The Iowa State Supreme Court on Friday issued a pro-gay adoption ruling that requires the names of both same-sex parents to appear on the birth certificates of their children — provided the couple is married.
In a unanimous 29-page decision, the seven justices ruled that the names of married lesbian parents — the birthing mother and non-birthing mother — must be shown on their child’s birth certificate.
Justice David Wiggins, who wrote the decision, based the ruling on the same reasoning the led to the court’s 2009 decision to establish same-sex marriage in the Hawkeye State.
“By naming the non-birthing spouse on the birth certificate of a married lesbian couple’s child, the child is ensured support from that parent and the parent establishes fundamental legal rights at the moment of birth,” Wiggins wrote. “Therefore, the only explanation for not listing the non-birthing lesbian spouse on the birth certificate is stereotype or prejudice.”
In the wake of the ruling, Iowa now has policy that accords with every other state that has marriage equality or allows some kind of legal relationship recognition for same-sex couples. According to Lambda Legal, all those states require that birth certificates for same-sex parents in a legal relationship be the same as they are for married opposite-sex parents.
The case, Gartner v. Newton, was filed in 2010 by Lambda Legal on behalf of Mackenzie Gartner, who was born in September 2009 to Heather and Melissa Gartner, a lesbian couple who legally wed in Iowa. After receiving a birth certificate that listed Heather, the birth mother, as the only parent, the couple requested a corrected birth certificate listing both of them as Mackenzie’s parents. However, Iowa’s Department of Public Health denied the request on the ground that Melissa isn’t Mackenzie’s genetic parent.
In January 2012, the Iowa District Court for Polk County determined that state law required the department to issue a birth certificate with both lesbian parents’ names to Mackenzie. The department did so while appealing the court’s decision.
The Supreme Court didn’t interpret state law in the same way as the lower court did, but ruled that the equal protection under the Iowa State Constitution invalidates that law and requires both names of same-sex parents to appear on their child’s birth certificate.

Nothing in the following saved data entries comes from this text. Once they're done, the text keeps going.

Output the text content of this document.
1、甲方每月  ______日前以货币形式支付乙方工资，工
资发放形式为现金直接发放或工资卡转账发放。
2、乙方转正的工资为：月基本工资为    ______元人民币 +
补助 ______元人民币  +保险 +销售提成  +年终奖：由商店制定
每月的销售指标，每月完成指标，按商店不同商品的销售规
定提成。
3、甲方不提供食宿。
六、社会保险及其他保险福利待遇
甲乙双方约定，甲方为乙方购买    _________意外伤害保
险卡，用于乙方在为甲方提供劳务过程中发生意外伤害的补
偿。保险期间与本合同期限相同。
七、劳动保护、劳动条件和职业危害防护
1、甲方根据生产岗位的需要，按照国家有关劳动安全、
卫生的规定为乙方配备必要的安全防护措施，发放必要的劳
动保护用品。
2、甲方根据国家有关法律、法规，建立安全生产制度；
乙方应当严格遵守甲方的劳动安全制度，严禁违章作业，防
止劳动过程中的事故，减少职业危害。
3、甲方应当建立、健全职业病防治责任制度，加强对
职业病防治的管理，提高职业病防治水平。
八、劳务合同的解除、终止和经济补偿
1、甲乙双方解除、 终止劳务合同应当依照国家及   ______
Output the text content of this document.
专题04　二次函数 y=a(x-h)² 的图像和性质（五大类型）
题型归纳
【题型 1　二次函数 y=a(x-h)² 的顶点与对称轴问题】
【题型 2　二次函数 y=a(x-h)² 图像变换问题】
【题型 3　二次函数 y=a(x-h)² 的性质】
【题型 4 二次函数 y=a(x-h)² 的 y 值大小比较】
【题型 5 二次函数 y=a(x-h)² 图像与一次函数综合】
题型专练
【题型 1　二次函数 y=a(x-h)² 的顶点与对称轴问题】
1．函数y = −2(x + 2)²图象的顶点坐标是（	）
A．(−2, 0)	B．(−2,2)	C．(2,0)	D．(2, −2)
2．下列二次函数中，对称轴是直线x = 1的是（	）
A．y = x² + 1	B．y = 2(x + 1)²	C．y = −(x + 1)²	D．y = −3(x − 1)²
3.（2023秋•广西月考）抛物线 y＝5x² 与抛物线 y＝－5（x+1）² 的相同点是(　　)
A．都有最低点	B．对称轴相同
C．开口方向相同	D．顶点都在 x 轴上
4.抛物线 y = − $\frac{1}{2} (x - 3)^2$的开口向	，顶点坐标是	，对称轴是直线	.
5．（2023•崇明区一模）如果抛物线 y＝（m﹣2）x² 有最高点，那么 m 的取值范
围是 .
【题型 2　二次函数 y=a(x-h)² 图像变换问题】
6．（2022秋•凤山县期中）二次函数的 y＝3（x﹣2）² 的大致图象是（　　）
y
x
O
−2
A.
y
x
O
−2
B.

Camilla Taylor, a marriage project director for Lambda Legal, said the Supreme Court’s ruling reinforces what it earlier determined in the 2009 ruling for marriage equality: same-sex couples must be treated equally under the law.
“Same-sex couples and their children do not get marriage-lite,” Taylor said. “Marriage is marriage and equal is equal. We take for granted that a husband is the father of a child born to his wife through reproductive technology — regardless of whether he is his child’s genetic parent. The same marital protection for both parents’ relationships to their child holds true for same-sex couples and their children.”
Nancy Politkoff, a lesbian and law professor at American University Washington College of Law, acknowledged the ruling will be helpful for same-sex parents in Iowa, but expressed frustration over its limitations, including fact that it won’t help unmarried lesbian couples in Iowa.
“The law we have in the District of Columbia is that when a lesbian couple has a child through donor insemination, they are both parents, they get their names on the birth certificates — and they don’t have to be married, and that’s very clear,” Politkoff said. “So our law helps all lesbian couples having children in D.C. and what has been obtained in Iowa helps only married lesbian couples. Our approach is a better approach because heterosexual couples don’t have to be married to have both people recognized as parents, and same-sex couples shouldn’t have to either.”